# 10 minute Magnet mount for Indicator



## hvontres (Apr 27, 2014)

I have been wanting a magnet back indicator similar to the one Abom uses on his lathe. While puttering in the garage tonight, I got an idea on how to make one. I used an old Hard drive magnet and drilled and tapped a 1/4-20 hole through the back. The hole on my old Starret 1" indicator is right around 1/4 inch so the fit is pretty snug. I put a 1/4-20 setscrew through and used a hex nut to tighten up the indicator. Why didn't I use a regular scew you ask? I didn't have one laying around but I have a couple of setscrews left over from rebuilting the cross slide and compound on the lathe.

Here are some pictures:


----------



## darkzero (Apr 27, 2014)

Great idea & nice way to put those to good use. I still have a bunch of them stuck on my minifridge.
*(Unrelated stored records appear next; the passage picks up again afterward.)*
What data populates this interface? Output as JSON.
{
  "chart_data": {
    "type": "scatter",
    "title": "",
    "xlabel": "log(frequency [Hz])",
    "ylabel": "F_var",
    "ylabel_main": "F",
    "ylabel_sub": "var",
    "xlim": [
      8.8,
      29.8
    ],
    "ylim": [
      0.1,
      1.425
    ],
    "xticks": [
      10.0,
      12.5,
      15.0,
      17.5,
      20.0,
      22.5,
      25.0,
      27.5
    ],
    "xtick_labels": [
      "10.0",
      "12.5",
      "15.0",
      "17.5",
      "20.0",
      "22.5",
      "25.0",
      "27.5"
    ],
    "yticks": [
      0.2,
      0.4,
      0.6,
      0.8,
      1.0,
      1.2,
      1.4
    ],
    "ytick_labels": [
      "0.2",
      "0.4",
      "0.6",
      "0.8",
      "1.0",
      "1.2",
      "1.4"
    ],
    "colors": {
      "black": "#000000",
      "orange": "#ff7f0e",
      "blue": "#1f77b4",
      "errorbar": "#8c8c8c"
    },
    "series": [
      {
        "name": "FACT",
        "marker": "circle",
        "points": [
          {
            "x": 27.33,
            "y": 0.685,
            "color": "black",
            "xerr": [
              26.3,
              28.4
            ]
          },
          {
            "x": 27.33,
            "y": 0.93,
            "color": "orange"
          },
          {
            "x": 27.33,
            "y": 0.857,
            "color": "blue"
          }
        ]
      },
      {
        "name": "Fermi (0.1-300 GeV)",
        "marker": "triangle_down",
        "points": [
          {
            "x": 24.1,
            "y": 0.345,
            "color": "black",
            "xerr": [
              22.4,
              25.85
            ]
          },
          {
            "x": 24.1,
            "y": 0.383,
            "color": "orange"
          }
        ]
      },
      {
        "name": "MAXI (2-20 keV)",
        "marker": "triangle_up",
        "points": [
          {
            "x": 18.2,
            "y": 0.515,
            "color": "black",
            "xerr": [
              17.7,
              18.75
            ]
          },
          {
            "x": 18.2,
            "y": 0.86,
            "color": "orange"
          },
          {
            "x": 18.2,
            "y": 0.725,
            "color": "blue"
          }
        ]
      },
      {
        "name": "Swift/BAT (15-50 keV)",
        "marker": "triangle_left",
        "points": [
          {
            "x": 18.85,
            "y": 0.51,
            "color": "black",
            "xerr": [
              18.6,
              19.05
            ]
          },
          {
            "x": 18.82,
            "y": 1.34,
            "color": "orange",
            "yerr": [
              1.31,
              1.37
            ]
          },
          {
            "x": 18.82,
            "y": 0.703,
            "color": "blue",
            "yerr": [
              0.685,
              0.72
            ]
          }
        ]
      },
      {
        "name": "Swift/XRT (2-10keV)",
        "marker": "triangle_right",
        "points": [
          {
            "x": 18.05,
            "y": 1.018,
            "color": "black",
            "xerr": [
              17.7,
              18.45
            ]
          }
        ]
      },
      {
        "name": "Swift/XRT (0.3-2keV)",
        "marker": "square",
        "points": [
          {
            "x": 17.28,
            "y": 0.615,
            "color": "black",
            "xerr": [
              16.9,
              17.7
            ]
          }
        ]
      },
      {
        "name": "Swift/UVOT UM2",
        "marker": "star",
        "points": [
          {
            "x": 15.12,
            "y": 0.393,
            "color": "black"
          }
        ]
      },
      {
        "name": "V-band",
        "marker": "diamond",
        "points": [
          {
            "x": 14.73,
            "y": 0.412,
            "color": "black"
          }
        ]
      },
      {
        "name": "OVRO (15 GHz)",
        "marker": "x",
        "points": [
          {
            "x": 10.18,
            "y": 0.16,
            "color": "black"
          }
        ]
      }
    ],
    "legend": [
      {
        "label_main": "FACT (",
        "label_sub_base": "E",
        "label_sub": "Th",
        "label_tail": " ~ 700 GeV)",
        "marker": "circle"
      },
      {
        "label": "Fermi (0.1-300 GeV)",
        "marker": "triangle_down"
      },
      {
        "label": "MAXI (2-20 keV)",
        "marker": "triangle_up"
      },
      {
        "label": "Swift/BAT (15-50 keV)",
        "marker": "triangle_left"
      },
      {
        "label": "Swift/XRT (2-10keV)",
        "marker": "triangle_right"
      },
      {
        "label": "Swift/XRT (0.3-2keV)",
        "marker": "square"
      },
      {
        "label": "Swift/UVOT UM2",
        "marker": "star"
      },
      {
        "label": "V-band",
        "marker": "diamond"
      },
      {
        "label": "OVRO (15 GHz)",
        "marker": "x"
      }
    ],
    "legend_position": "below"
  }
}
I have the same ones that Adam uses also & also prefer them over the Starrett & Mitu ones for the same reason he does. However over time the pressed on threaded post comes loose from the plastic back. I just tapped a hole so now it's held on by a screw, can't come loose anymore. I tried epoxy first but it eventually got loose again. Once that's fixed they work great.


----------



## echesak (Apr 27, 2014)

I like it.  Getting the magnets is one of my favorite things to do with old hard drives.

Thanks for the idea.

Eric


----------



## RCKnipstein (Apr 27, 2014)

I've been busy in my shop, but haven't forgot about you. I'm sure I'll have things come up I will need help with.


----------